Ein spannendes Referatsthema hat sich die junge Anaximander ausgesucht, um die Aufnahmeprüfung an der ehrwürdigen Academy zu bestehen: Leben und Tod des legendären Adam Forde (2058 - 2077), der die Struktur von Platos' Republic einst durcheinander wirbelte. Die Geschichte dieser Republik, die sich Mitte des 21. Jahrhunderts auf der Insel Aotearoa (=der Maori-Name für die neuseeländische Heimat des Autors Bernard Beckett) etablierte, erfahren wir aus Anaximanders historischem Abriss: Geboren aus den ökologischen und kriegerischen Wirren seiner Zeit, versuchte das Inselreich auf seine Art zu Stabilität zu finden. Change Equals Decay lautet der zentrale Lehrsatz.

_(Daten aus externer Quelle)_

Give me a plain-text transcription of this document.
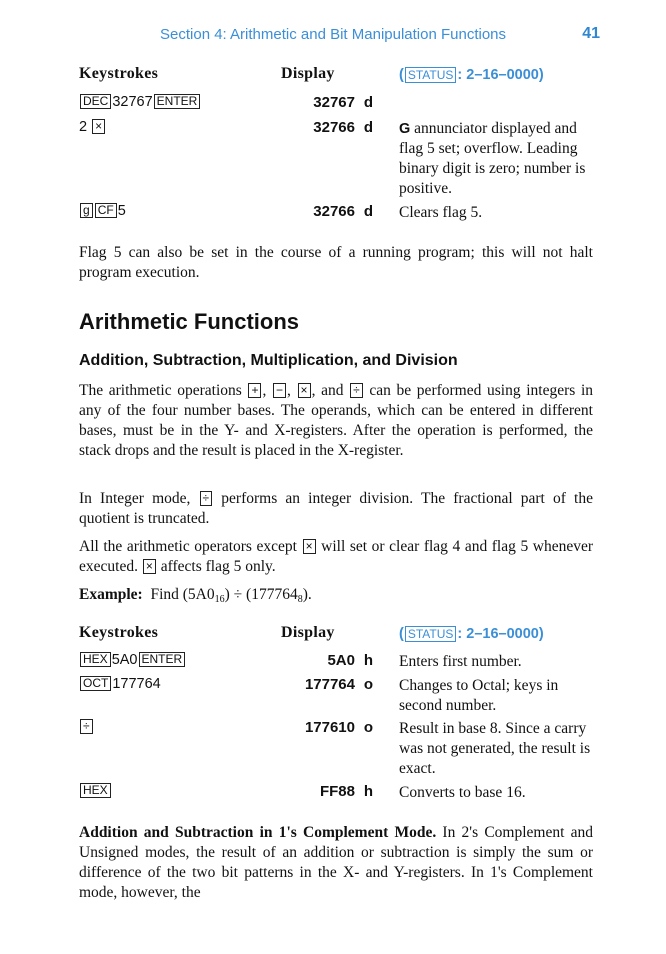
Section 4: Arithmetic and Bit Manipulation Functions	41
Keystrokes	Display	( STATUS : 2–16–0000)
DEC 32767 ENTER	32767 d
2 ×	32766 d G annunciator displayed and flag 5 set; overflow. Leading binary digit is zero; number is positive.
g CF 5	32766 d Clears flag 5.
Flag 5 can also be set in the course of a running program; this will not halt program execution.
Arithmetic Functions
Addition, Subtraction, Multiplication, and Division
The arithmetic operations + , − , × , and ÷ can be performed using integers in any of the four number bases. The operands, which can be entered in different bases, must be in the Y- and X-registers. After the operation is performed, the stack drops and the result is placed in the X-register.
In Integer mode, ÷ performs an integer division. The fractional part of the quotient is truncated.
All the arithmetic operators except × will set or clear flag 4 and flag 5 whenever executed. × affects flag 5 only.
Example: Find $(5A0_{16}) \div (177764_8)$.
Keystrokes	Display	( STATUS : 2–16–0000)
HEX 5A0 ENTER	5A0 h Enters first number.
OCT 177764	177764 o Changes to Octal; keys in second number.
÷	177610 o Result in base 8. Since a carry was not generated, the result is exact.
HEX	FF88 h Converts to base 16.
Addition and Subtraction in 1's Complement Mode. In 2's Complement and Unsigned modes, the result of an addition or subtraction is simply the sum or difference of the two bit patterns in the X- and Y-registers. In 1's Complement mode, however, the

Und um Veränderungen zu verhindern, wurde eine Staatsform geschaffen, die sich tatsächlich am platonischen Staat, wie in der "Politeia" beschrieben, orientiert. Die Menschen werden - abhängig von ihrem Genom - in die vier Klassen der Philosophen, Techniker, Soldaten und Arbeiter eingeteilt, Männer und Frauen leben voneinander getrennt, Kinder werden nicht von ihren Eltern, sondern vom Staat aufgezogen. Und es ist ein verschärfter platonischer Staat: Der Great Sea Fence schottet das Land gegenüber der Außenwelt ab, sich nähernde Flugzeuge und Schiffe werden gesprengt, Flüchtlinge ausnahmslos erschossen. Zu Paaren eingeteilte Wachsoldaten müssen diese Politik durchsetzen: Einer schießt auf die Asylsuchenden, sein Partner zielt derweil auf seinen Hinterkopf.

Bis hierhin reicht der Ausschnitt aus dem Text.